Cooper’s Odyssey. Departing Notes On Twin Peaks: The Return.
It’s odd, having the urge to say something about a subject or spectacle, while at the same time feeling utterly unqualified to do so. This is the state in which Twin Peaks: The Return has left me.
The 18-part revival of David Lynch and Mark Frost’s landmark show ended last night, on a note of unhinged chaos, the kind of which is synonymous with the work of Lynch in particular. I made mention in my halftime report on The Return than it felt like Lynch and Frost were actively rejecting any sense of the nostalgic, or of fan-service with their revisiting of the property, and that’s certainly the feeling that one is left with at the end of the whole thing.

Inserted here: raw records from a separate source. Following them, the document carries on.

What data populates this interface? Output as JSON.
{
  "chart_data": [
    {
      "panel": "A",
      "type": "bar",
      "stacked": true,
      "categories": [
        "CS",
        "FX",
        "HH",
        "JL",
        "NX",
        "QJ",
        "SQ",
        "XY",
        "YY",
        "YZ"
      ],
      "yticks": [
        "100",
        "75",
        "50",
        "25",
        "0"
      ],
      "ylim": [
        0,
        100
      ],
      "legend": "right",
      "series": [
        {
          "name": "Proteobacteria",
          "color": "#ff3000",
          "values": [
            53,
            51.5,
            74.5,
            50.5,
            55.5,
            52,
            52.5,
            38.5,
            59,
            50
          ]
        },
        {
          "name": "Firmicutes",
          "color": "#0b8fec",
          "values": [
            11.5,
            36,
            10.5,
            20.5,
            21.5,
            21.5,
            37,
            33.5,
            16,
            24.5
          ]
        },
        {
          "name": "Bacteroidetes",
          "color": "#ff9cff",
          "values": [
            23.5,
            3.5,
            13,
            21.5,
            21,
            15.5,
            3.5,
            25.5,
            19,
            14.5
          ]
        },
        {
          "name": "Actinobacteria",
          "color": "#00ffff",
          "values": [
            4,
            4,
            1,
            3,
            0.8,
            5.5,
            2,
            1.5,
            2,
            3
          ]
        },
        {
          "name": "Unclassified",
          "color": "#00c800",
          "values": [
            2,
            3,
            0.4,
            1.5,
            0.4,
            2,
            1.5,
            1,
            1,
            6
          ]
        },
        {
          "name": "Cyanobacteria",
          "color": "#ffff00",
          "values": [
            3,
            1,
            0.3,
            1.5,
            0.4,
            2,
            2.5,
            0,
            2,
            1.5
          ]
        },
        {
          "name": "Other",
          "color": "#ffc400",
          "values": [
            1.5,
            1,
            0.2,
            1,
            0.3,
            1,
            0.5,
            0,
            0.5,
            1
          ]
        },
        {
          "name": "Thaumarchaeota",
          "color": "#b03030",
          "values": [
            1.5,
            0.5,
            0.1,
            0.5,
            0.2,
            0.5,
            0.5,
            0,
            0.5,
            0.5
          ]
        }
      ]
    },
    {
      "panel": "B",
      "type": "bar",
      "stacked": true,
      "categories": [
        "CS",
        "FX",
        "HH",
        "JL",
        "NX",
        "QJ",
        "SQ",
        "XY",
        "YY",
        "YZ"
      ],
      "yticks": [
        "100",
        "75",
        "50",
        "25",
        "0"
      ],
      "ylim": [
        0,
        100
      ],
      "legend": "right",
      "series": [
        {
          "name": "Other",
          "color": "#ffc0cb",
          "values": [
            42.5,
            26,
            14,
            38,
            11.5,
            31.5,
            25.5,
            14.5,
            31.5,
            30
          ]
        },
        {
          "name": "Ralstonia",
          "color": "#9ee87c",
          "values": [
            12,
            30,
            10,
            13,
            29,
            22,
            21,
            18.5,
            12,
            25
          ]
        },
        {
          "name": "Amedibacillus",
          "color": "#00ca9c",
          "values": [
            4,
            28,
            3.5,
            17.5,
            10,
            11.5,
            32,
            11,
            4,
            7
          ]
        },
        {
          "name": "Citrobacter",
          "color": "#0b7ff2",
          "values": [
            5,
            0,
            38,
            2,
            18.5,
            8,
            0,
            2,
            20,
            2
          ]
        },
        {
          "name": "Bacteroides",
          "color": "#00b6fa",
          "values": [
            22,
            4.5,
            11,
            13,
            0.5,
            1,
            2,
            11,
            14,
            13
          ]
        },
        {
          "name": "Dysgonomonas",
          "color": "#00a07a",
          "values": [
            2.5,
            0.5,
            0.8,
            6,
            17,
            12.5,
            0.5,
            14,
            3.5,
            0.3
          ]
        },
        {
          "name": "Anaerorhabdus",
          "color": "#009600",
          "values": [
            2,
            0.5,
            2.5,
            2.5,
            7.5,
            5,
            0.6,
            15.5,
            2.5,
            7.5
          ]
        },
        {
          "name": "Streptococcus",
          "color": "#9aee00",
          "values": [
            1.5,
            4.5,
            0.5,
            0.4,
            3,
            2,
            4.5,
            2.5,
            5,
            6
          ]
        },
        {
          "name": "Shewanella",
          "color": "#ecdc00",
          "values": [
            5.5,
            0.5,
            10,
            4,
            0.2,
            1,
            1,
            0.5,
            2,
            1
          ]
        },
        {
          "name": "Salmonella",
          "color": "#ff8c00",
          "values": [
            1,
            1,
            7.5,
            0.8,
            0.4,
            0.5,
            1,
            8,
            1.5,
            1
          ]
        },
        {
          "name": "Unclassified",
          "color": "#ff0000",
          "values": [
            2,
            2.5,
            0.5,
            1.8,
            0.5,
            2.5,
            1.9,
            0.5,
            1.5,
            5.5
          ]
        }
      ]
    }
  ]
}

Simply put, Lynch does not have time for your nostalgia. At all. What I like to refer to as Nostalgic Elements, characters like Andy and Lucy, are even utilised in the two-part finale for a misleading and ultimately withdrawn “happy ending”, while viewers emotions are played with on a similar scale with Audrey Horne and her Audrey’s Dance, in an earlier episode, before revealing that nothing was as it seemed in that particular strand of the story.
While measuring the work of an iconoclast like Lynch against other artists or filmmakers seems like a rather pointless task, one image from the historic pantheon of cinema stuck with me as Twin Peaks: The Return faded to black. Jacques Rivette’s Celine And Julie Go Boating is a film concerned with the real, the unreal, dreams and being, and the sight of Cooper and Palmer confusingly placed outside of the Palmer residence brought to mind the bewildered protagonists of Rivette’s movie leaving their own haunted house. In “What year is this?” Lynch and Frost have created the ultimate punchline to the most thrilling piece of American visual entertainment of our age, and I for one feel lucky to have been witness to it.